Infection-linked complications are rare but remain possible, and may require further surgery or adapted treatment Recurrence is the main complication. The problem may recur rapidly or after several years and may also include episodes of sub-dislocation, i.e. pain and the sensation of the initial stage of dislocation with spontaneous repositioning of the shoulder during particular movements. In cases of extreme discomfort another arthroscopy or abutment procedure may be proposed. Recurrence of dislocation cannot be foreseen prior to surgery and this type of arthroscopic treatment will only be proposed in certain particular cases, in order to limit the risk of recurrence to the minimum and this risk will always be explained to the patient. The latter will then be able to decide whether or not to opt for an abutment technique with its advantages and disadvantages.

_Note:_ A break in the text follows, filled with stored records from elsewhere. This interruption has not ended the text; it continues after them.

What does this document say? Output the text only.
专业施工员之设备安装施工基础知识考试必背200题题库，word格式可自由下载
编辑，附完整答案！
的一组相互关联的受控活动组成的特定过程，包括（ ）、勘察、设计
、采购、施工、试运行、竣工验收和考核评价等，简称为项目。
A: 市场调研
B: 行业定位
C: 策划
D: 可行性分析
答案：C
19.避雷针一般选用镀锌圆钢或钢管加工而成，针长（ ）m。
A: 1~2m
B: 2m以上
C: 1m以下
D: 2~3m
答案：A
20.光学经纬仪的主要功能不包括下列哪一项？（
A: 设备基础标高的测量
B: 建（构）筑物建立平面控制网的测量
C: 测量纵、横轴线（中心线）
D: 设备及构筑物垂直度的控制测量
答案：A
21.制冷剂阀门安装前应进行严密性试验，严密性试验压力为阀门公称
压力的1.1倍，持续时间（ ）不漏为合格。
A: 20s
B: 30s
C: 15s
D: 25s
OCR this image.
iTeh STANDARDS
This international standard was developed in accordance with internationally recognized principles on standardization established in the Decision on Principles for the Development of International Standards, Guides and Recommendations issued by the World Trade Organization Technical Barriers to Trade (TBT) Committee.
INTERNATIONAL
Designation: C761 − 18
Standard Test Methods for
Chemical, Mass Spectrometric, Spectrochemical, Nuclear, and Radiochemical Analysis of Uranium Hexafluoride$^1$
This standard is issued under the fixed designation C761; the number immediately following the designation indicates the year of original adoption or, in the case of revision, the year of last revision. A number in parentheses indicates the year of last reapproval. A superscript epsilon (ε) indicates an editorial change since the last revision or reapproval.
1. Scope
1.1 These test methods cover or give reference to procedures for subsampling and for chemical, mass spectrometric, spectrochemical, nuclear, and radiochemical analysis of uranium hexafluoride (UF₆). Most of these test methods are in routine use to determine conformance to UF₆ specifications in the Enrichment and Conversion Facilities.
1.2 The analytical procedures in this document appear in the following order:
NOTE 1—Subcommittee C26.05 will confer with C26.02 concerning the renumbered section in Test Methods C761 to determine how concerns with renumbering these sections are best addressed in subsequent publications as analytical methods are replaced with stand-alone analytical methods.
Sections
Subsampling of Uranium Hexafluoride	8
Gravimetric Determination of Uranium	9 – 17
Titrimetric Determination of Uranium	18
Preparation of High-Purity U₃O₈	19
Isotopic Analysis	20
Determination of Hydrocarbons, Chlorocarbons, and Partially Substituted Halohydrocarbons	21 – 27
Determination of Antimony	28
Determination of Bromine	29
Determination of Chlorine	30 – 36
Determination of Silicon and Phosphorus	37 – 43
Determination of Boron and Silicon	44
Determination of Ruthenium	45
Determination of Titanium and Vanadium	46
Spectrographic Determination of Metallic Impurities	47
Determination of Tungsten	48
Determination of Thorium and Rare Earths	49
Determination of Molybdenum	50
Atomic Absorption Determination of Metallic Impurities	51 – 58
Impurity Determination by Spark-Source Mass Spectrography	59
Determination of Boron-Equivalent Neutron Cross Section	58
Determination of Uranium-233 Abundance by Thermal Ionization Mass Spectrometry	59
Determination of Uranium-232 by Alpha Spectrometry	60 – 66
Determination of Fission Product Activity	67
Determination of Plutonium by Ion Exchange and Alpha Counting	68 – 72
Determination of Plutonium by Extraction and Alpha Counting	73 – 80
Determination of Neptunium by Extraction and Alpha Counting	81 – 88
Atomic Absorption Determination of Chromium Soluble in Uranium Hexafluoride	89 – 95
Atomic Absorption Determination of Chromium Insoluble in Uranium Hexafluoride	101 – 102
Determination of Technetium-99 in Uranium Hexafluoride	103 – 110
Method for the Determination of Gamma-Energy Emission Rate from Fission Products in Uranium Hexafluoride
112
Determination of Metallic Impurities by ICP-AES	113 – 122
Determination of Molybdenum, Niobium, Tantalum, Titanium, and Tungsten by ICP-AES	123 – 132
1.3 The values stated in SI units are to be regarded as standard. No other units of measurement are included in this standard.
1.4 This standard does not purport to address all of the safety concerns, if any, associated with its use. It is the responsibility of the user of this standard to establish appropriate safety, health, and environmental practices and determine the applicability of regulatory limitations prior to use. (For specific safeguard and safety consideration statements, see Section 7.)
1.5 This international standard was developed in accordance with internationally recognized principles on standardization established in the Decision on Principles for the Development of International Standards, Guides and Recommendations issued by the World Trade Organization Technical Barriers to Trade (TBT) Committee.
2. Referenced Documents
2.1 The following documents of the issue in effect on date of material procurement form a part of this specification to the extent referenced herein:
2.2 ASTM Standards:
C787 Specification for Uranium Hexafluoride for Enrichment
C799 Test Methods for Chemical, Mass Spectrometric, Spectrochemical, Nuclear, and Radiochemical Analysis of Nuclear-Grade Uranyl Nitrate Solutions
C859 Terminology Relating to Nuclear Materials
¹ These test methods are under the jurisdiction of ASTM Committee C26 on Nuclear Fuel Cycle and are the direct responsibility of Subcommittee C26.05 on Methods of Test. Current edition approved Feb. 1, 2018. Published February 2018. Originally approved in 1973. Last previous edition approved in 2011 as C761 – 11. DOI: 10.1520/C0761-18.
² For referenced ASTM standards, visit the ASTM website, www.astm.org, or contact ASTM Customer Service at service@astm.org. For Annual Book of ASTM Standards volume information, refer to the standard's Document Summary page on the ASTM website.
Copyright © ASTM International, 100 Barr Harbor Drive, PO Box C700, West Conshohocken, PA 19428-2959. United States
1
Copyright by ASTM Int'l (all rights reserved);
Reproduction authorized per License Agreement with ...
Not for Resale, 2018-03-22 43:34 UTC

Algoneurodystrophy is unpredictable but always possible, leading to pain and a stiffness in the shoulder which can also spread to the arm. The recovery process is often long and difficult and can last for several years, leaving diminished mobility in the shoulder.
An operation to re-stabilise the shoulder is strongly recommended after two to three episodes of dislocation and depending on the activity profile of the patient. The choice for the technique is made taking into account the lesions and background individual to each patient.
I will explain to you the advantages and disadvantages of each technique depending on your case and together we will decide on the solution which best corresponds to your expectations of the operation.